Отсюда – уже один шаг до парадоксальной баталистики Уэллса…

               Пушкинский юмор скрашивает ужасы в повествовании английского романиста. Инициатор апокалиптической битвы в повести Пушкина – становится обвиняемым. В романе же главным участником Армагеддона становится… изначально его сторонний свидетель, сам автор Откровения – Сын Грома, Иоанн Богослов! Романист подхватывает и развивает художественную логику автора “Гробовщика”. И св. Иоанн Богослов – миноносец британского флота “Сын Грома”, надо признать, с честью выдерживает испытание своих апокалиптических фантазий реальностью…

               


               *    *    *


               Возможно, догадываемся мы, замыслом Уэллса в романе “Война миров” было показать человечеству самое себя, представить его непреодолимую тягу к уничтожению в виде чудовищных марсиан, гиперболизировать ее, так сказать “остранить”. Показать, как выглядела бы она со стороны тех, для кого эти вражда и уничтожение чужды, незнакомы. Отсюда – эти осторожные намеки на тождество борющихся сторон. Это – борьба с гиперболизированным, вернее – выпрямленным, доведенным, из бессознательного, бесчувственного состояния, в котором человечество пребывает, до уровня осознания, отражением в зеркале…

               В таком случае, эта “война миров” оказывается… войной “мiра” с самим собой. Самоуничтожением, самоубийством. И этим поворотом дела, присутствием этого мотива повествование Уэллса также обязано стихотворению Баратынского. Он, этот мотив, собственно, и объясняет, почему стихотворение о надвигающейся гибели одного человека органично трансформируется (у Маяковского, у Г.Уэллса) в повествование о гибели всех…

               Этот мотив различим уже в “Пироскафе”:


                С детства влекла меня сердца тревога
                В область свободную влажного бога;
                ЖАДНЫЕ ДЛАНИ Я К НЕЙ ПРОСТИРАЛ…


Трудность, как видите, заключается в том, что различим он не сразу. Он проступает лишь на фоне других произведений поэта, а также фактов его биографии.

               Действительно, эти мечты о море, о том, чтобы сделаться мореходцем, – автобиографический мотив, он засвидетельствован отроческими письмами поэта (Песков А.М. Боратынский: Истинная повесть. М., 1990. С.83). Но детские мечты не объясняют… смысл вторжения самого этого жеста. Он имеет уже чисто поэтическое происхождение.
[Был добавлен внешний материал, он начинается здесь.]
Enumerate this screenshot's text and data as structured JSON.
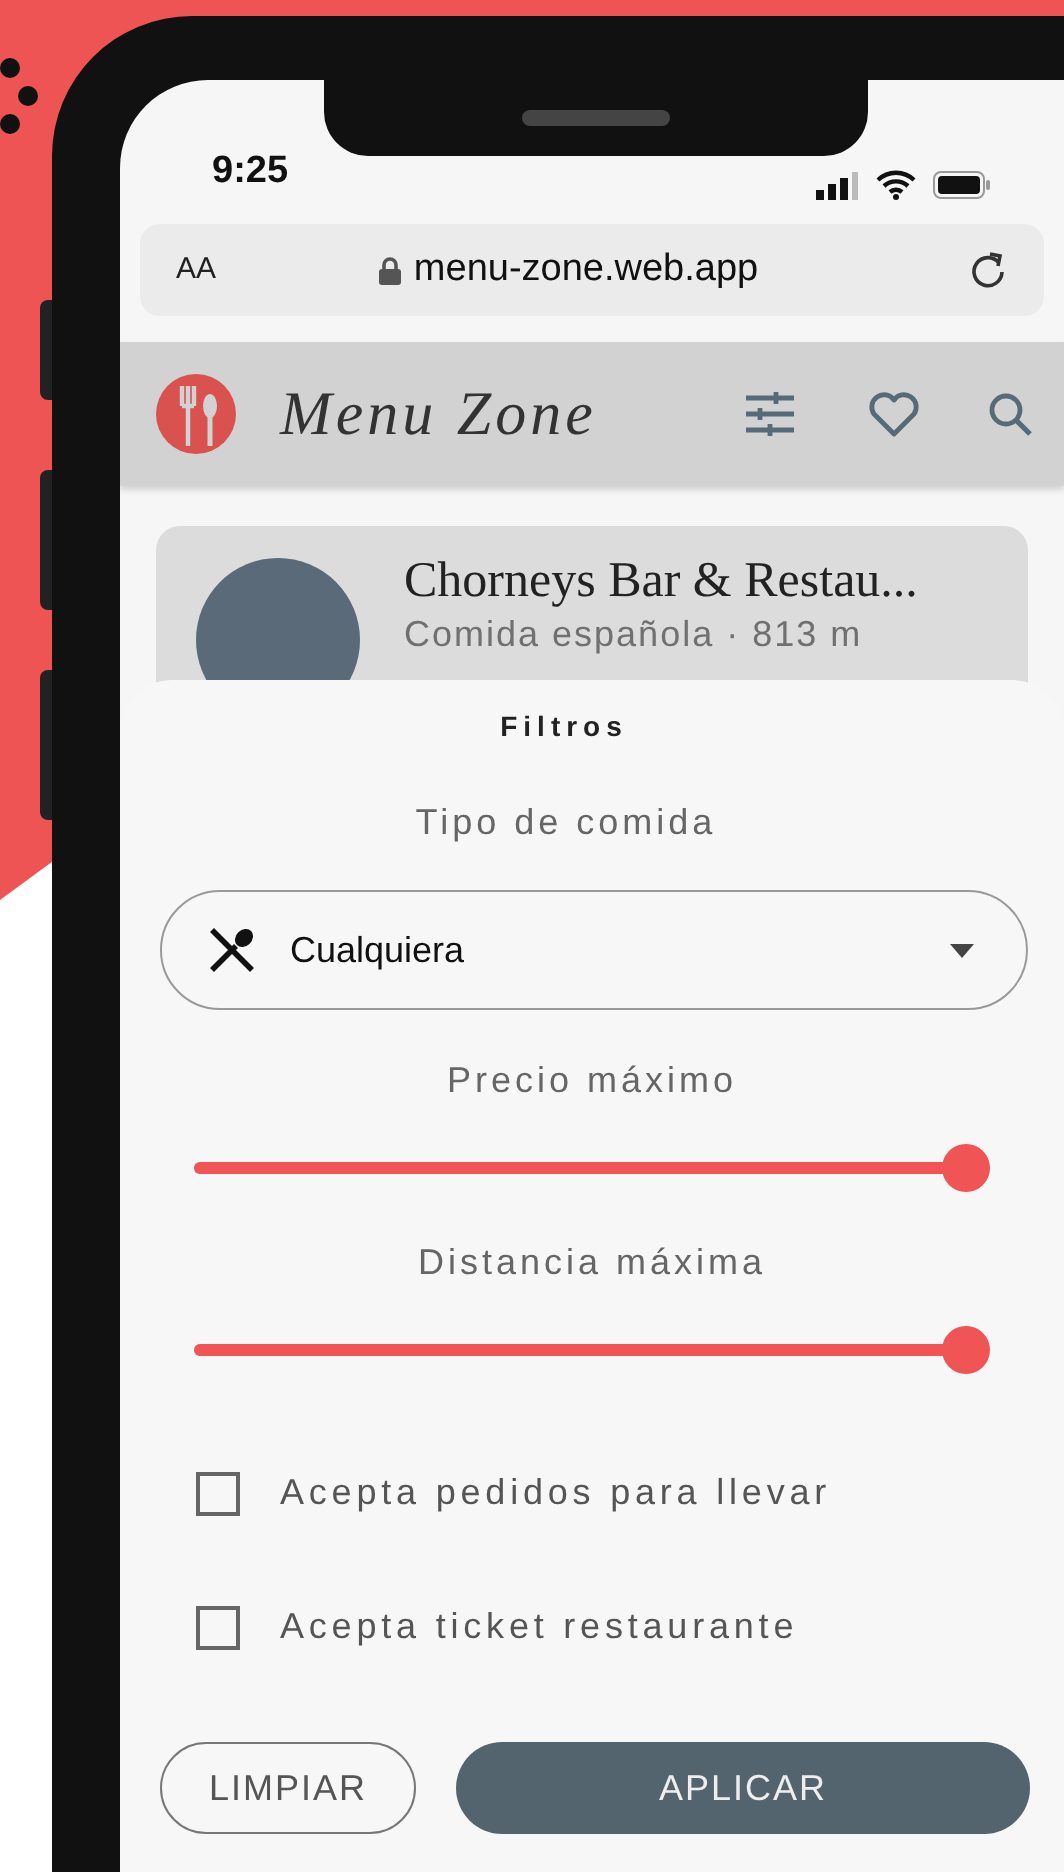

               Десятилетием раньше Баратынским была написана маленькая фантастическая поэма “Последний поэт” (1835). Жест из стихотворения “Пироскаф” – подытоживает, суммирует переживания устремленного к морю самоубийцы-поэта из этого давнего (перепечатанного, правда, не так давно в сборнике “Сумерки”) стихотворения:


                …Оно шумит перед скалой Левкада.
                На ней певец, мятежной думы полн,
                Стоит… в очах блеснула вдруг отрада;
                Сия скала… тень Сафо!.. песни волн…
                Где погребла любовница Фаона
                Отверженной любви несчастный жар,
                Там погребет питомец Аполлона
                Свои мечты, свой бесполезный дар!


Тень “последнего поэта” ложится на одно из последних стихотворений Баратынского, придавая совершенной новый смысл его словам о давнем влечении к морю!

               И этот мотив, мотив самоубийства, в “Пироскафе”, по-видимому, тоже автобиографичен: мысли о самоубийстве посещали Баратынского после катастрофы 1816 года, когда он был изгнан из Пажеского корпуса без права получения офицерского чина (там же. С.97).

               И вновь: мрачные, “мятежные” мечты, выражаемые у Баратынского этим жестом, скрашиваются юмором пушкинской повести: мертвец-то у Пушкина простирает объятия… АДРИАНУ, персонажу, чье имя образовано от названия Адриатки, одного из заливов Средиземного моря. Как бы к самому этому морю; пародирует трагический жест героев стихотворений…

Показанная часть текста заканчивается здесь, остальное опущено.